Dove si indicano i contributi INPS nel quadro LM?

Per i contribuenti forfettari i contributi previdenziali obbligatori riferibili all’attività e deducibili secondo le regole applicabili vengono gestiti nel rigo LM35. I dati precompilati presenti nel foglio informativo devono essere verificati.

Posso accettare il quadro LM precompilato senza controllarlo?

È sconsigliato. L’Agenzia utilizza fatture elettroniche, corrispettivi e altre informazioni disponibili, ma il contribuente deve verificare incassi, codici attività, contributi, crediti e acconti prima dell’invio.

Dove viene calcolata l’imposta sostitutiva del forfettario?
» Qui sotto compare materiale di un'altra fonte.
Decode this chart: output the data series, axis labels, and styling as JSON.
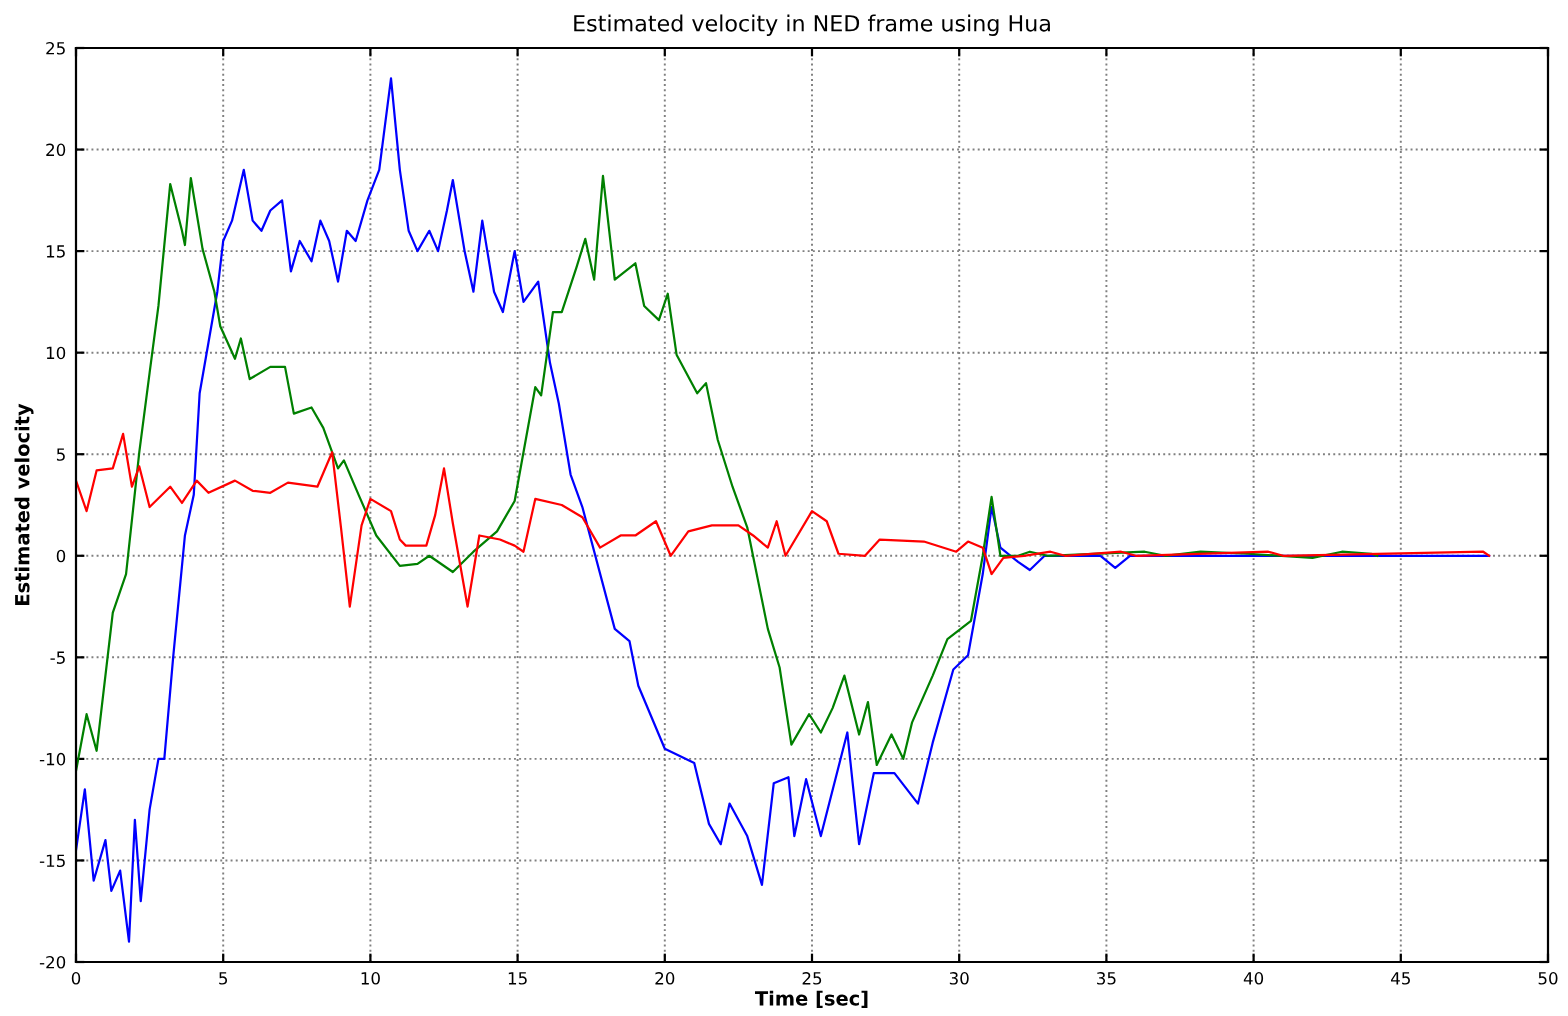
{
  "chart_data": {
    "type": "line",
    "title": "Estimated velocity in NED frame using Hua",
    "xlabel": "Time [sec]",
    "ylabel": "Estimated velocity",
    "xlim": [
      0,
      50
    ],
    "ylim": [
      -20,
      25
    ],
    "xticks": [
      0,
      5,
      10,
      15,
      20,
      25,
      30,
      35,
      40,
      45,
      50
    ],
    "yticks": [
      -20,
      -15,
      -10,
      -5,
      0,
      5,
      10,
      15,
      20,
      25
    ],
    "grid": true,
    "legend": false,
    "marker": "none",
    "line_style": "solid",
    "series": [
      {
        "color": "#0000ff",
        "x": [
          0,
          0.3,
          0.6,
          1.0,
          1.2,
          1.5,
          1.8,
          2.0,
          2.2,
          2.5,
          2.8,
          3.0,
          3.3,
          3.7,
          4.0,
          4.2,
          4.5,
          4.8,
          5.0,
          5.3,
          5.7,
          6.0,
          6.3,
          6.6,
          7.0,
          7.3,
          7.6,
          8.0,
          8.3,
          8.6,
          8.9,
          9.2,
          9.5,
          9.9,
          10.3,
          10.7,
          11.0,
          11.3,
          11.6,
          12.0,
          12.3,
          12.6,
          12.8,
          13.2,
          13.5,
          13.8,
          14.2,
          14.5,
          14.9,
          15.2,
          15.7,
          16.1,
          16.4,
          16.8,
          17.2,
          18.3,
          18.8,
          19.1,
          20.0,
          21.0,
          21.5,
          21.9,
          22.2,
          22.8,
          23.3,
          23.7,
          24.2,
          24.4,
          24.8,
          25.3,
          26.2,
          26.6,
          27.1,
          27.8,
          28.6,
          29.1,
          29.8,
          30.3,
          30.8,
          31.1,
          31.4,
          32.0,
          32.4,
          32.9,
          34.8,
          35.3,
          35.8,
          48.0
        ],
        "values": [
          -14.5,
          -11.5,
          -16,
          -14,
          -16.5,
          -15.5,
          -19,
          -13,
          -17,
          -12.5,
          -10,
          -10,
          -5,
          1,
          3,
          8,
          10.5,
          13,
          15.5,
          16.5,
          19,
          16.5,
          16,
          17,
          17.5,
          14,
          15.5,
          14.5,
          16.5,
          15.5,
          13.5,
          16,
          15.5,
          17.5,
          19,
          23.5,
          19,
          16,
          15,
          16,
          15,
          17,
          18.5,
          15,
          13,
          16.5,
          13,
          12,
          15,
          12.5,
          13.5,
          9.5,
          7.5,
          4,
          2.4,
          -3.6,
          -4.2,
          -6.4,
          -9.5,
          -10.2,
          -13.2,
          -14.2,
          -12.2,
          -13.8,
          -16.2,
          -11.2,
          -10.9,
          -13.8,
          -11.0,
          -13.8,
          -8.7,
          -14.2,
          -10.7,
          -10.7,
          -12.2,
          -9.2,
          -5.6,
          -4.9,
          -0.9,
          2.4,
          0.4,
          -0.3,
          -0.7,
          0,
          0,
          -0.6,
          0,
          0
        ]
      },
      {
        "color": "#008000",
        "x": [
          0,
          0.36,
          0.7,
          1.25,
          1.7,
          2.15,
          2.5,
          2.8,
          3.2,
          3.6,
          3.7,
          3.9,
          4.3,
          4.7,
          4.9,
          5.4,
          5.6,
          5.9,
          6.6,
          7.1,
          7.4,
          8.0,
          8.4,
          8.9,
          9.1,
          9.6,
          10.2,
          11.0,
          11.6,
          12.0,
          12.8,
          13.5,
          14.3,
          14.9,
          15.6,
          15.8,
          16.2,
          16.5,
          17.0,
          17.3,
          17.6,
          17.9,
          18.3,
          19.0,
          19.3,
          19.8,
          20.1,
          20.4,
          21.1,
          21.4,
          21.8,
          22.3,
          22.8,
          23.5,
          23.9,
          24.3,
          24.9,
          25.3,
          25.7,
          26.1,
          26.6,
          26.9,
          27.2,
          27.7,
          28.1,
          28.4,
          29.1,
          29.6,
          30.4,
          30.8,
          31.1,
          31.4,
          32.0,
          32.4,
          33.0,
          36.3,
          37.0,
          38.2,
          39.8,
          42.0,
          43.0,
          44.0,
          44.2
        ],
        "values": [
          -10.6,
          -7.8,
          -9.6,
          -2.8,
          -0.9,
          5.1,
          9.0,
          12.3,
          18.3,
          16,
          15.3,
          18.6,
          15.1,
          13,
          11.3,
          9.7,
          10.7,
          8.7,
          9.3,
          9.3,
          7,
          7.3,
          6.3,
          4.3,
          4.7,
          3,
          1,
          -0.5,
          -0.4,
          0,
          -0.8,
          0.2,
          1.2,
          2.7,
          8.3,
          7.9,
          12,
          12,
          14.2,
          15.6,
          13.6,
          18.7,
          13.6,
          14.4,
          12.3,
          11.6,
          12.9,
          9.9,
          8,
          8.5,
          5.7,
          3.4,
          1.4,
          -3.6,
          -5.5,
          -9.3,
          -7.8,
          -8.7,
          -7.5,
          -5.9,
          -8.8,
          -7.2,
          -10.3,
          -8.8,
          -10,
          -8.2,
          -5.9,
          -4.1,
          -3.2,
          0,
          2.9,
          0,
          0,
          0.2,
          0,
          0.2,
          0,
          0.2,
          0.1,
          -0.1,
          0.2,
          0.1,
          0
        ]
      },
      {
        "color": "#ff0000",
        "x": [
          0,
          0.36,
          0.7,
          1.25,
          1.6,
          1.9,
          2.15,
          2.5,
          3.2,
          3.6,
          4.1,
          4.5,
          5.4,
          6.0,
          6.6,
          7.2,
          8.2,
          8.7,
          9.0,
          9.3,
          9.7,
          10.0,
          10.7,
          11.0,
          11.2,
          11.9,
          12.2,
          12.5,
          12.8,
          13.3,
          13.7,
          14.4,
          14.9,
          15.2,
          15.6,
          16.5,
          17.2,
          17.8,
          18.5,
          19.0,
          19.7,
          20.2,
          20.8,
          21.6,
          22.5,
          23.0,
          23.5,
          23.8,
          24.1,
          25.0,
          25.5,
          25.9,
          26.8,
          27.3,
          28.8,
          29.9,
          30.3,
          30.8,
          31.1,
          31.5,
          32.2,
          33.1,
          33.6,
          35.5,
          36.0,
          40.5,
          41.0,
          47.8,
          48.0
        ],
        "values": [
          3.7,
          2.2,
          4.2,
          4.3,
          6.0,
          3.4,
          4.4,
          2.4,
          3.4,
          2.6,
          3.7,
          3.1,
          3.7,
          3.2,
          3.1,
          3.6,
          3.4,
          5.1,
          1.4,
          -2.5,
          1.5,
          2.8,
          2.2,
          0.8,
          0.5,
          0.5,
          2,
          4.3,
          1.6,
          -2.5,
          1,
          0.8,
          0.5,
          0.2,
          2.8,
          2.5,
          1.9,
          0.4,
          1,
          1,
          1.7,
          0,
          1.2,
          1.5,
          1.5,
          1,
          0.4,
          1.7,
          0,
          2.2,
          1.7,
          0.1,
          0,
          0.8,
          0.7,
          0.2,
          0.7,
          0.4,
          -0.9,
          -0.1,
          0,
          0.2,
          0,
          0.2,
          0,
          0.2,
          0,
          0.2,
          0
        ]
      }
    ]
  }
}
Il quadro LM porta dai ricavi o compensi al reddito imponibile e all’imposta sostitutiva; per il regime forfettario il risultato dell’imposta è esposto al rigo LM39, prima della gestione di crediti ed eccedenze nei righi successivi.

Se sbaglio il quadro LM posso correggere la dichiarazione?

Sì, ma la procedura dipende da quando scopri l’errore e dal suo effetto fiscale. Può essere necessaria una dichiarazione correttiva o integrativa e, se emerge un maggior debito, anche il ravvedimento.